President Donald Trump‘s 2020 re-election effort was cited by the Federal Election Commission (FEC) on Monday for accepting hundreds of “excessive” campaign contributions in violation of federal law.
Addressed to “Donald J. Trump for President, Inc.” Treasurer Bradley T. Crate, the 4-page letter notes that “your report discloses one or more contributions that appear to exceed the limits set forth in the Act.”
That’s a bit of an undersell. The campaign finance boilerplate language contained in the letter is followed by exactly one hundred pages of “Excessive, Prohibited, and Impermissible Contributions” from dozens of individuals.
The letter helpfully contains the law on point codified at 52 U.S.C. § 30116:
An individual or a political committee other than an authorized committee or qualified multi-candidate committee may not make a contribution(s) to a candidate for federal office in excess of $2,700 per election. An authorized committee may not make a contribution(s) to a candidate for federal office in excess of $2,000 per election. A qualified multi-candidate committee and all affiliated committees may not make a contribution(s) to a candidate for federal office in excess of $5,000 per election. The term “contribution” includes any gift, subscription, loan, advance, or deposit of money or anything of value made by any person for the purpose of influencing any election for federal office.
In other words, for the 2017-2018 election cycle, individual contribution limits max out at $2,700 per candidate per cycle–a cycle means a primary, special and/or general election. And each individual named in the FEC’s list supplied to Trump’s campaign chair appears to have donated far in excess of the statutory limits–with many donors contributing double and triple the amounts allowed by federal law.
The Trump 2020 campaign has, as of Tuesday’s filing, accepted those excessive campaign contributions.
The letter also spells out the path for Trump’s campaign moving forward.
“If any apparently excessive contribution in question was incompletely or incorrectly disclosed, you must amend your original report with the clarifying information,” the FEC’s Carolina Mongeon notes. “If any contribution you received exceeds the limits, you may have to refund the excessive amount.”
The Trump campaign has been handed a five-day deadline to comply with the agency’s demands; proof of their amended filing and compliance is due by Saturday, November 17.
The FEC also offered the Trump campaign a warning going forward [emphasis in the original]:
Please note, you will not receive an additional notice from the Commission on this matter. Adequate responses must be received by the Commission on or before the due date noted above to be taken into consideration in determining whether audit action will be initiated. Failure to comply with the provisions of the Act may also result in an enforcement action against the committee. Any response submitted by your committee will be placed on the public record and will be considered by the Commission prior to taking enforcement action. Requests for extensions of time in which to respond will not be considered.
Effectively, the FEC is threatening a law enforcement response if the defects–the acceptance of extremely too much cash–are not cured in the Trump campaign’s campaign finance filings by this Saturday.

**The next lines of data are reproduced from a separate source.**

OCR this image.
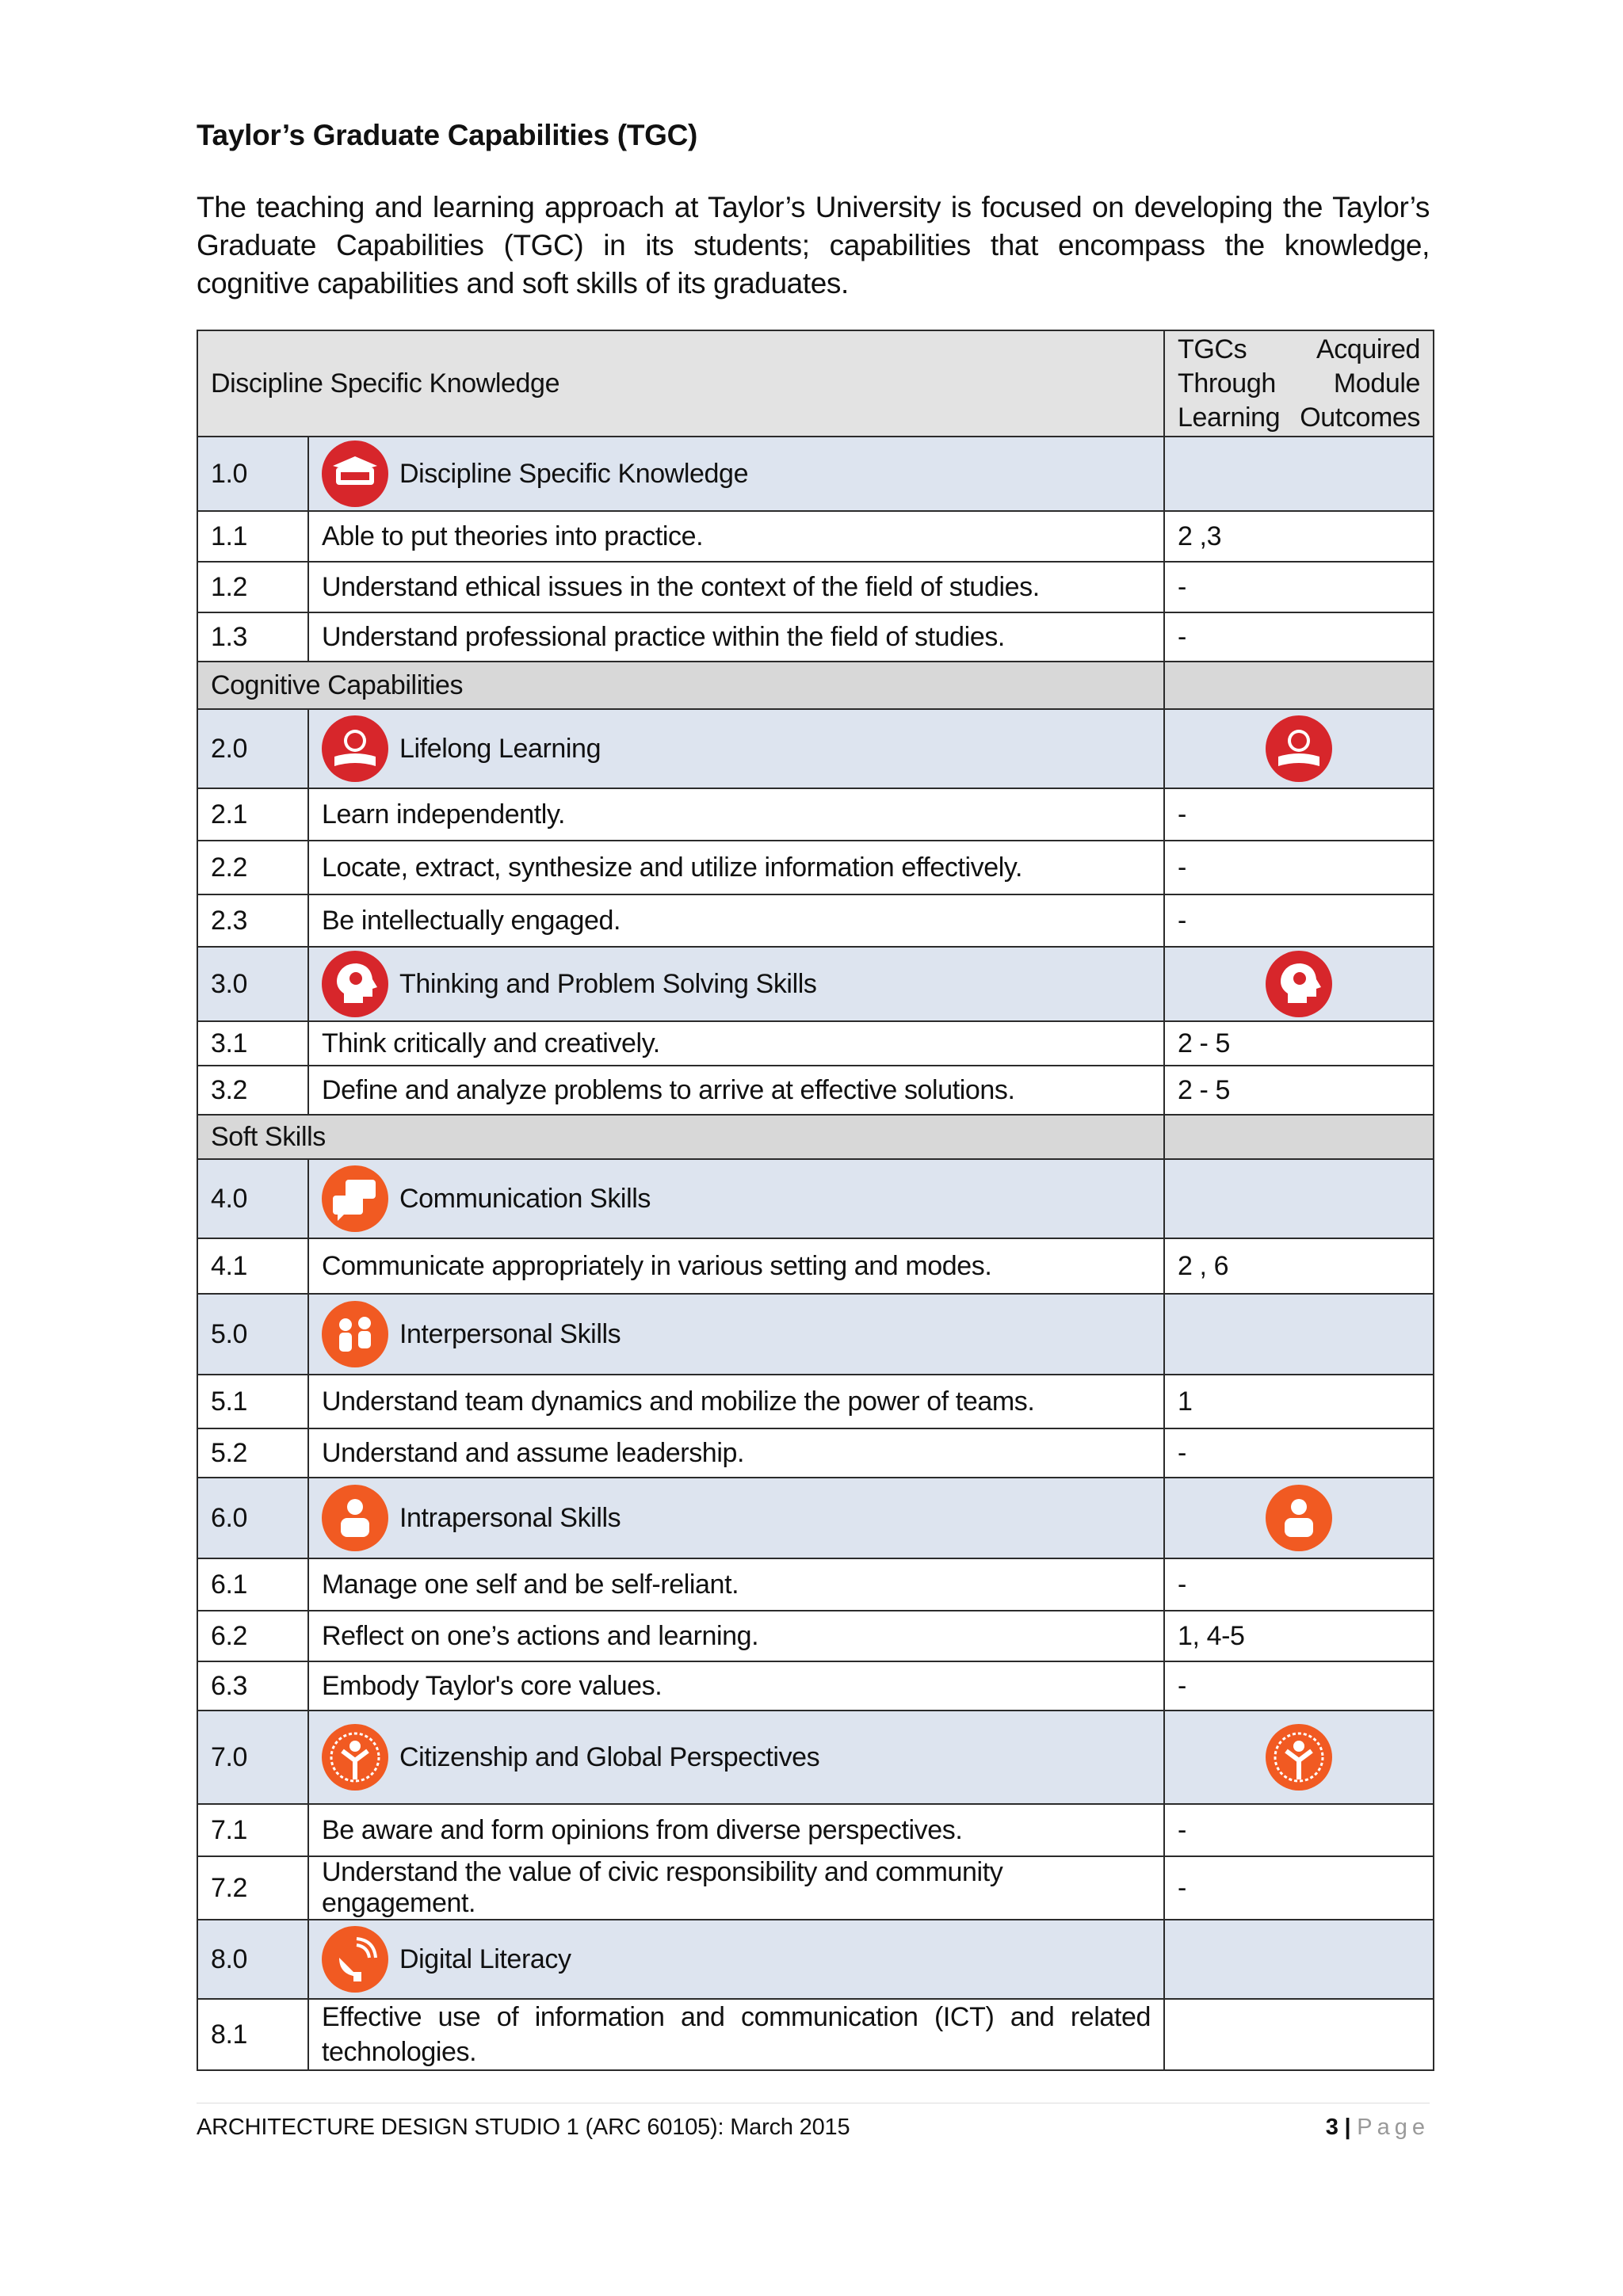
Taylor’s Graduate Capabilities (TGC)
The teaching and learning approach at Taylor’s University is focused on developing the Taylor’s Graduate Capabilities (TGC) in its students; capabilities that encompass the knowledge, cognitive capabilities and soft skills of its graduates.
Discipline Specific Knowledge		TGCs Acquired Through Module Learning Outcomes

1.0	Discipline Specific Knowledge	

1.1	Able to put theories into practice.	2 ,3
1.2	Understand ethical issues in the context of the field of studies.	-
1.3	Understand professional practice within the field of studies.	-
Cognitive Capabilities		
2.0	Lifelong Learning

2.1	Learn independently.	-
2.2	Locate, extract, synthesize and utilize information effectively.	-
2.3	Be intellectually engaged.	-
3.0	Thinking and Problem Solving Skills

3.1	Think critically and creatively.	2 - 5
3.2	Define and analyze problems to arrive at effective solutions.	2 - 5
Soft Skills		
4.0	Communication Skills	

4.1	Communicate appropriately in various setting and modes.	2 , 6
5.0	Interpersonal Skills	

5.1	Understand team dynamics and mobilize the power of teams.	1
5.2	Understand and assume leadership.	-
6.0	Intrapersonal Skills

6.1	Manage one self and be self-reliant.	-
6.2	Reflect on one’s actions and learning.	1, 4-5
6.3	Embody Taylor's core values.	-
7.0	Citizenship and Global Perspectives

7.1	Be aware and form opinions from diverse perspectives.	-
7.2	Understand the value of civic responsibility and community engagement.	-
8.0	Digital Literacy	

8.1	Effective use of information and communication (ICT) and related technologies.	

ARCHITECTURE DESIGN STUDIO 1 (ARC 60105): March 2015	3 | Page
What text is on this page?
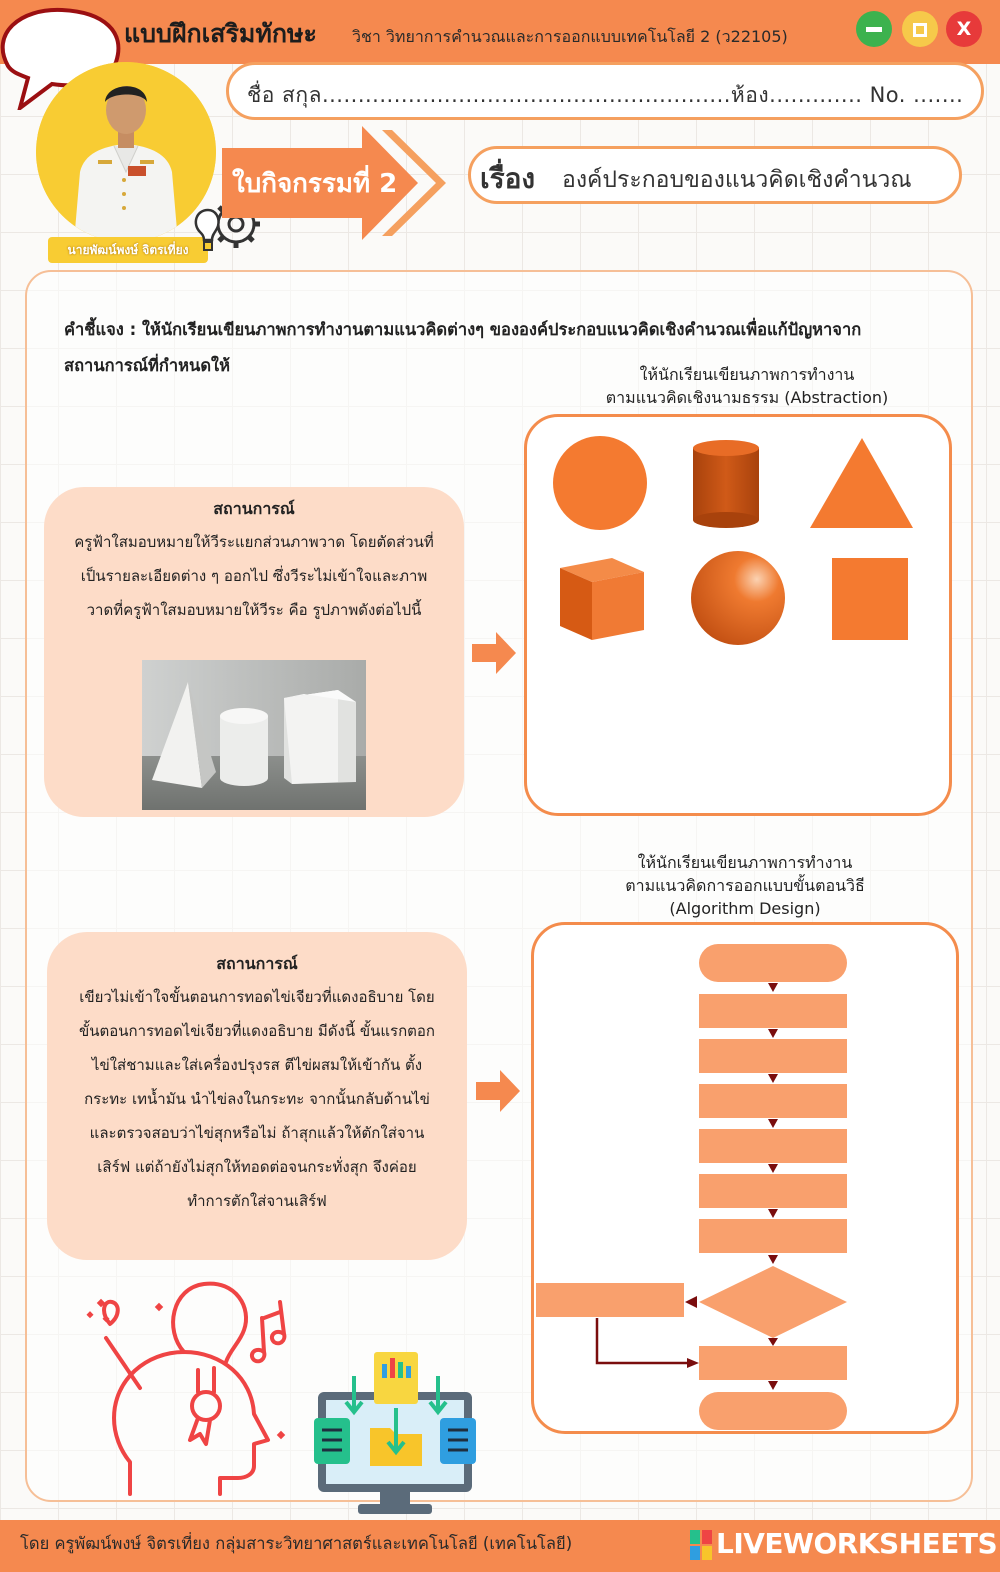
แบบฝึกเสริมทักษะ วิชา วิทยาการคำนวณและการออกแบบเทคโนโลยี 2 (ว22105)	X
นายพัฒน์พงษ์ จิตรเที่ยง
ชื่อ สกุล.........................................................ห้อง............. No. .......
ใบกิจกรรมที่ 2	เรื่อง องค์ประกอบของแนวคิดเชิงคำนวณ
คำชี้แจง : ให้นักเรียนเขียนภาพการทำงานตามแนวคิดต่างๆ ขององค์ประกอบแนวคิดเชิงคำนวณเพื่อแก้ปัญหาจากสถานการณ์ที่กำหนดให้
สถานการณ์
ครูฟ้าใสมอบหมายให้วีระแยกส่วนภาพวาด โดยตัดส่วนที่เป็นรายละเอียดต่าง ๆ ออกไป ซึ่งวีระไม่เข้าใจและภาพวาดที่ครูฟ้าใสมอบหมายให้วีระ คือ รูปภาพดังต่อไปนี้
ให้นักเรียนเขียนภาพการทำงาน
ตามแนวคิดเชิงนามธรรม (Abstraction)
สถานการณ์
เขียวไม่เข้าใจขั้นตอนการทอดไข่เจียวที่แดงอธิบาย โดยขั้นตอนการทอดไข่เจียวที่แดงอธิบาย มีดังนี้ ขั้นแรกตอกไข่ใส่ชามและใส่เครื่องปรุงรส ตีไข่ผสมให้เข้ากัน ตั้งกระทะ เทน้ำมัน นำไข่ลงในกระทะ จากนั้นกลับด้านไข่ และตรวจสอบว่าไข่สุกหรือไม่ ถ้าสุกแล้วให้ตักใส่จานเสิร์ฟ แต่ถ้ายังไม่สุกให้ทอดต่อจนกระทั่งสุก จึงค่อยทำการตักใส่จานเสิร์ฟ
ให้นักเรียนเขียนภาพการทำงาน
ตามแนวคิดการออกแบบขั้นตอนวิธี
(Algorithm Design)
โดย ครูพัฒน์พงษ์ จิตรเที่ยง กลุ่มสาระวิทยาศาสตร์และเทคโนโลยี (เทคโนโลยี)	LIVEWORKSHEETS
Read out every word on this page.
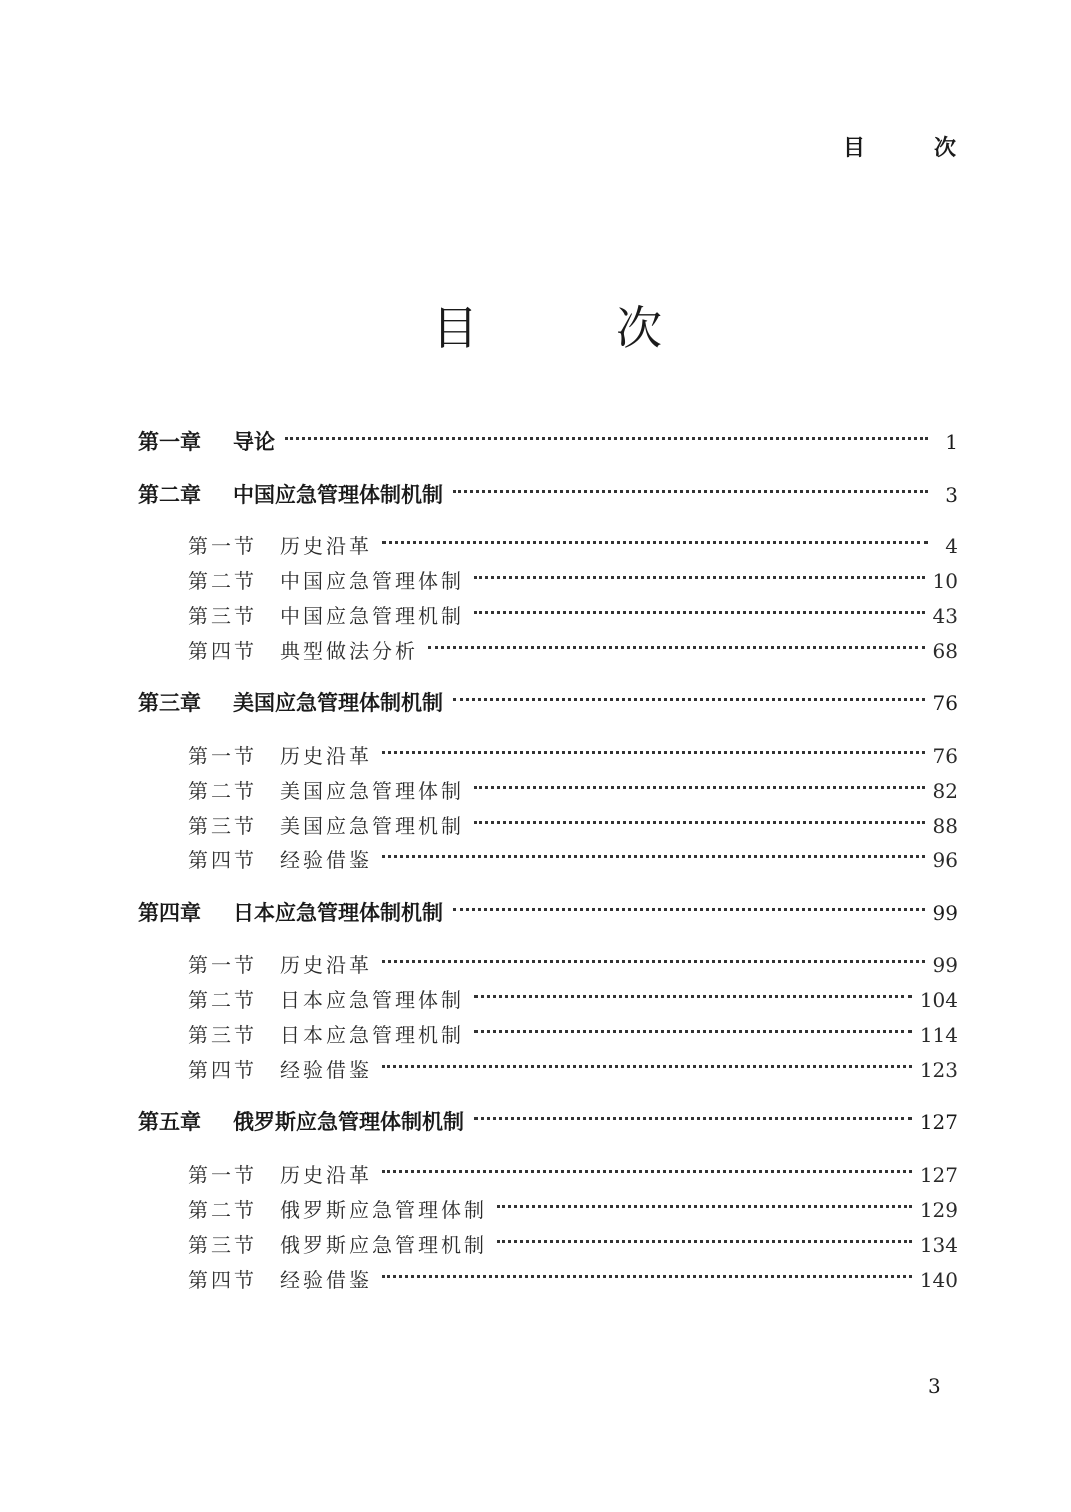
目	次
目	次
第一章	导论	1
第二章	中国应急管理体制机制	3
第一节	历史沿革	4
第二节	中国应急管理体制	10
第三节	中国应急管理机制	43
第四节	典型做法分析	68
第三章	美国应急管理体制机制	76
第一节	历史沿革	76
第二节	美国应急管理体制	82
第三节	美国应急管理机制	88
第四节	经验借鉴	96
第四章	日本应急管理体制机制	99
第一节	历史沿革	99
第二节	日本应急管理体制	104
第三节	日本应急管理机制	114
第四节	经验借鉴	123
第五章	俄罗斯应急管理体制机制	127
第一节	历史沿革	127
第二节	俄罗斯应急管理体制	129
第三节	俄罗斯应急管理机制	134
第四节	经验借鉴	140
3
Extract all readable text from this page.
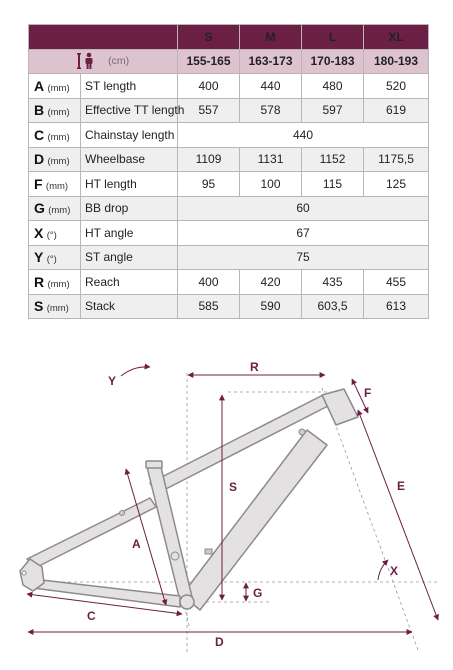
		S	M	L	XL
(cm)		155-165	163-173	170-183	180-193
A (mm)	ST length	400	440	480	520
B (mm)	Effective TT length	557	578	597	619
C (mm)	Chainstay length	440			
D (mm)	Wheelbase	1109	1131	1152	1175,5
F (mm)	HT length	95	100	115	125
G (mm)	BB drop	60			
X (°)	HT angle	67			
Y (°)	ST angle	75			
R (mm)	Reach	400	420	435	455
S (mm)	Stack	585	590	603,5	613
Y
R
F
S
A
E
X
G
C
D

As Law&Crime noted in a previous analysis:
The FEC has exclusive civil enforcement jurisdiction over federal campaign finance law and is thus the primary agency dedicated to enforcing such laws. At the same time, however, the DOJ has concurrent criminal jurisdiction over more egregious campaign finance law violations.
Whether a DOJ referral here–and concomitant criminal liability–is likely here remains an open question, particularly depending on how the Trump campaign addresses these contributions. And, it should be emphasized that campaign finance law violations are effectively run-of-the-mill because the United States, at the federal level, doesn’t really prioritize enforcement of such laws.
But, as the Center for Public Integrity’s campaign finance expert Dave Levinthal notes, 100 pages worth of impermissible contributions is quite a bit of unlawful cash–even by presidential campaign standards.